Discussion in 'Journalism topics only' started by blog415, Jan 4, 2012.

  1. Boom_70

    Boom_70 Well-Known Member

    Next week Holly will be shoving Les Miles out of the way to
    speak with Nick Saban.
     
  2. playthrough

    playthrough Moderator Staff Member

    Several other networks are aggressive with YouTube monitoring. I'll call out ESPN for a million things but not for protecting their videos.
     
  3. LongTimeListener

    LongTimeListener Well-Known Member

    Right. And if they protect all videos as a matter of policy, I'm with them. (The NFL is especially vigilant about this, and NBC of course is vigilant because of Hulu.) My question was whether this is really ESPN's corporate policy, or if they are generally OK with their videos staying up there but used "rights" as an excuse this time because they felt the video made them look bad.
     
  4. playthrough

    playthrough Moderator Staff Member

    Type "Berman rant" into youtube, there's plenty of stuff that doesn't make ESPN look too good for continuing to employ that boor. I guess they could copyright that off, but haven't.
     
  5. slappy4428

    slappy4428 Active Member

    Bullshit.
    You say something first. You don't tuck your shoulder and go.
     
  6. hondo

    hondo Well-Known Member

    I've covered three BCS national championship games and in each case got all the quotes I needed from players on both teams on the field within five minutes of the final gun. With my deadlines I didn't give a shit about a 10-minute cooling off and neither did most of the other print hacks. And until they had the stage set up for the trophy presentation, no one stopped us.
     
  7. Den1983

    Den1983 Active Member

    I can't believe this has gone four pages.

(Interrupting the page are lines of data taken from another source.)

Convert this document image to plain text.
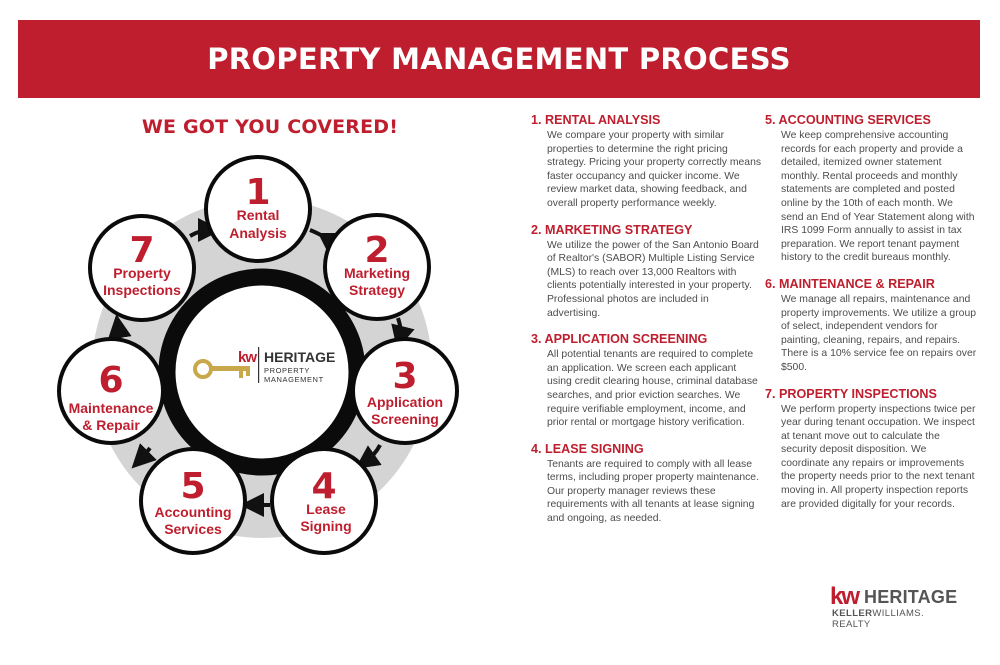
PROPERTY MANAGEMENT PROCESS
WE GOT YOU COVERED!
kw HERITAGE
PROPERTY
MANAGEMENT
1
Rental
Analysis 2
Marketing
Strategy
3
Application
Screening
4
Lease
Signing
5
Accounting
Services
6
Maintenance
& Repair
7
Property
Inspections
1. RENTAL ANALYSIS

We compare your property with similar properties to determine the right pricing strategy. Pricing your property correctly means faster occupancy and quicker income. We review market data, showing feedback, and overall property performance weekly.

2. MARKETING STRATEGY

We utilize the power of the San Antonio Board of Realtor's (SABOR) Multiple Listing Service (MLS) to reach over 13,000 Realtors with clients potentially interested in your property. Professional photos are included in advertising.

3. APPLICATION SCREENING

All potential tenants are required to complete an application. We screen each applicant using credit clearing house, criminal database searches, and prior eviction searches. We require verifiable employment, income, and prior rental or mortgage history verification.

4. LEASE SIGNING

Tenants are required to comply with all lease terms, including proper property maintenance. Our property manager reviews these requirements with all tenants at lease signing and ongoing, as needed.

5. ACCOUNTING SERVICES

We keep comprehensive accounting records for each property and provide a detailed, itemized owner statement monthly. Rental proceeds and monthly statements are completed and posted online by the 10th of each month. We send an End of Year Statement along with IRS 1099 Form annually to assist in tax preparation. We report tenant payment history to the credit bureaus monthly.

6. MAINTENANCE & REPAIR

We manage all repairs, maintenance and property improvements. We utilize a group of select, independent vendors for painting, cleaning, repairs, and repairs. There is a 10% service fee on repairs over $500.

7. PROPERTY INSPECTIONS

We perform property inspections twice per year during tenant occupation. We inspect at tenant move out to calculate the security deposit disposition. We coordinate any repairs or improvements the property needs prior to the next tenant moving in. All property inspection reports are provided digitally for your records.

kw HERITAGE
KELLERWILLIAMS. REALTY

    It's not an issue at all. Not even a shove. No real physical contact. I don't see what the big deal is, and I'm sure 98 percent of people will agree.
     
  8. Stitch

    Stitch Active Member

    98 percent of people are blind if they didn't see a push or shove in the clip.
     
  9. buckweaver

    buckweaver Active Member

    ESPN has many lawyers, and good lawyers. It'd be foolish for ESPN NOT to be vigilant about these copyright violations. This stuff is easy for them to police.
     
  10. TigerVols

    TigerVols Well-Known Member

    Looks to me like Holly shoved her and apologized while she was doing it. No harm, no foul.
     
  11. Watcher

    Watcher New Member

    It's hardly the first example of this. I can't remember the exact game but Michele Tafoya once walked up to the star who was in the middle of talking to someone else, grabbed him, spun him around and started the interview. It was explained at the time that national TV ALWAYS gets first crack and that she had the right to break in on any other interview. I'm not sure why it is so vital to go live right then as opposed to waiting 15 seconds since they will throw it back to the booth for 5 minutes of the announcers chattering after that.
     
  12. Piotr Rasputin

    Piotr Rasputin New Member

    YouTube has always bent quickly when asked to take a video down. This has nothing to do with some nebulous idea of the "ESTABLISHMENT!!!!!!" It has to do with YouTube not wanting to get sued.

    This.

    Media Relations people should know better than anyone else who has the rights to get the first interview.